I've seen many variants of this question asked here, but I still feel my specific case is different.

My goal is wrapping a C API that looks like this:

TF_Buffer* buf = TF_AllocateBuffer();
// ...
TF_DeleteBuffer(buf);

Since I have many of these objects, I'd love to create a generic type named handle that could hold a given pointer and call the appropriate deallocator upon destruction. My imagined use case would be

class buffer : public handle<TF_Buffer, TF_DeleteBuffer> {
public:
  buffer(TF_Buffer* b): handle(b) {}
}

unfortunately I'm unable to get this to work since TF_DeleteBuffer is a simple function (of type void TF_DeleteBuffer(TF_Buffer*)). I did manage to work around the issue with creating a function object for the function, so the following does work

template<typename Obj, typename Deleter>
class handle {
public:
  Obj* obj;

  handle(Obj* o): obj(o) {};
  ~handle() { if (obj) Deleter()(obj); }
};

struct buffer_deleter {
  void operator()(TF_Buffer* b) { TF_DeleteBuffer(b); }
};

class buffer : public handle<TF_Buffer, buffer_deleter> {
public:
  buffer(TF_Buffer* b): handle(b) {}
}

but it feels dirty having to define the buffer_deleter class just for this purpose. I'd imagine something like this ought to work (with or without the std::function)

template<typename Obj, std::function<void(Obj*)> Deleter>
class handle {
  // ...
}

but I can't find a way to make the compiler happy. From what I understand, this is somewhat similar to std::unique_ptr which accepts a deleter type object, vs std::shared_ptr which accepts a deleter function pointer and stores it in the shared object. I don't mind storing the pointer explicitly (and using extra memory), but at the same time, given I'll be creating lots of these types, I'd like to have some way of making it syntactically nice.
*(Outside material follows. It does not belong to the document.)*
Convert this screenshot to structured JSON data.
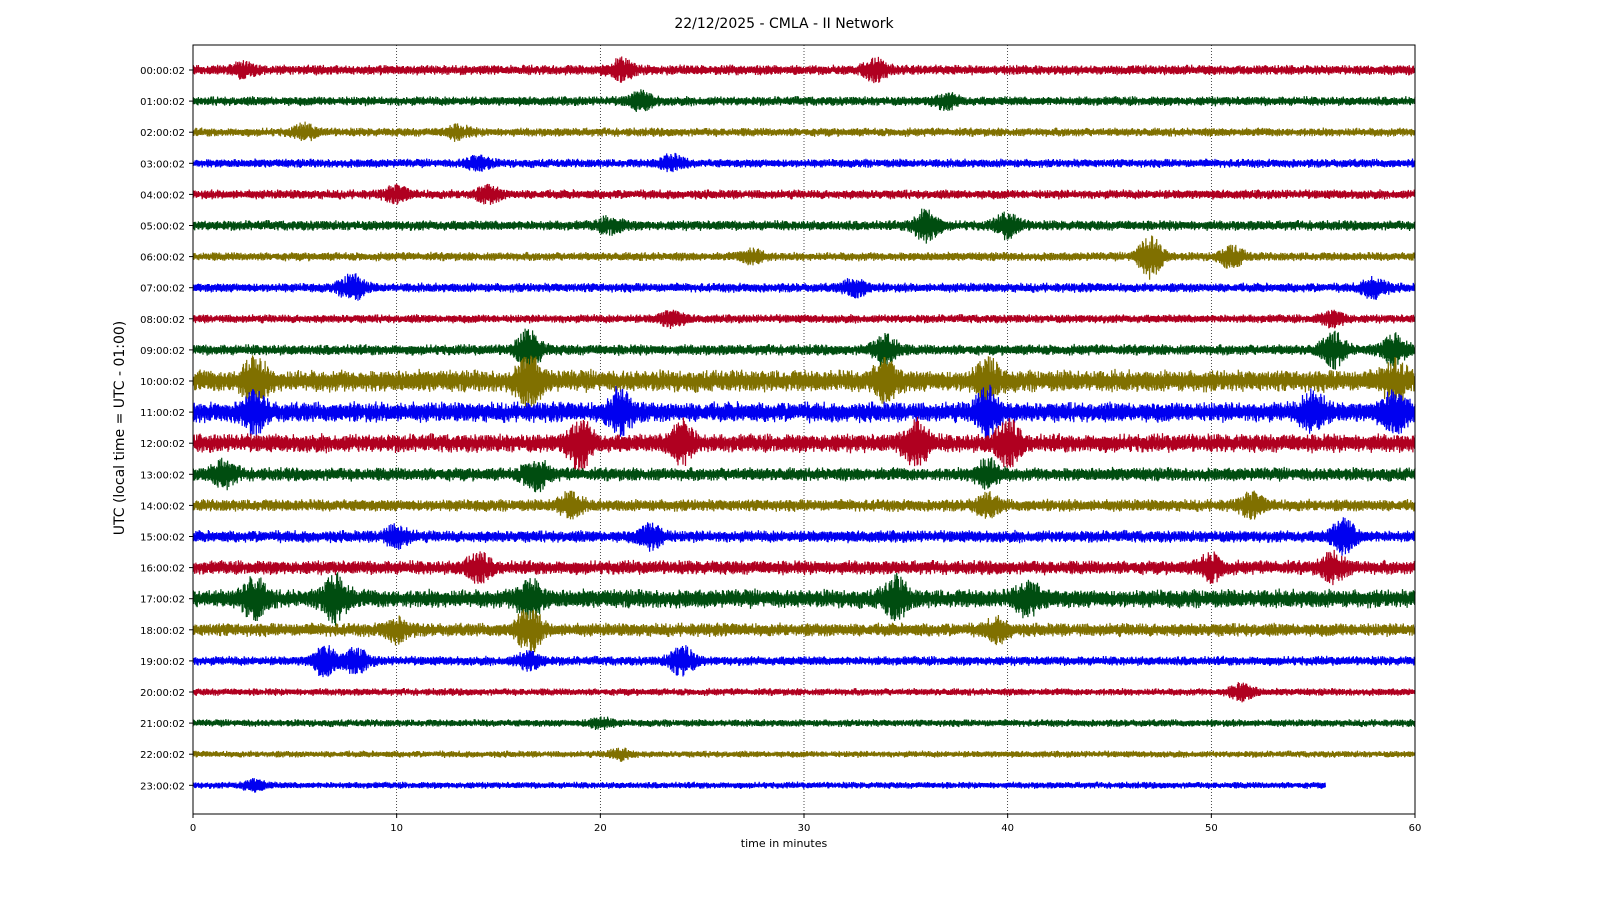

I really do not want to pass the deleter pointer to each instance of the object being created, which is why I'm trying to hide it in the template.

Answer 1

You can define a non-type template parameter as function pointer.

template<typename Obj, void(*Deleter)(Obj*)>
class handle {
public:
  Obj* obj;

  handle(Obj* o): obj(o) {};
  ~handle() { if (obj) Deleter(obj); }
};

And use it like

class buffer : public handle<TF_Buffer, &TF_DeleteBuffer> {
  ...
};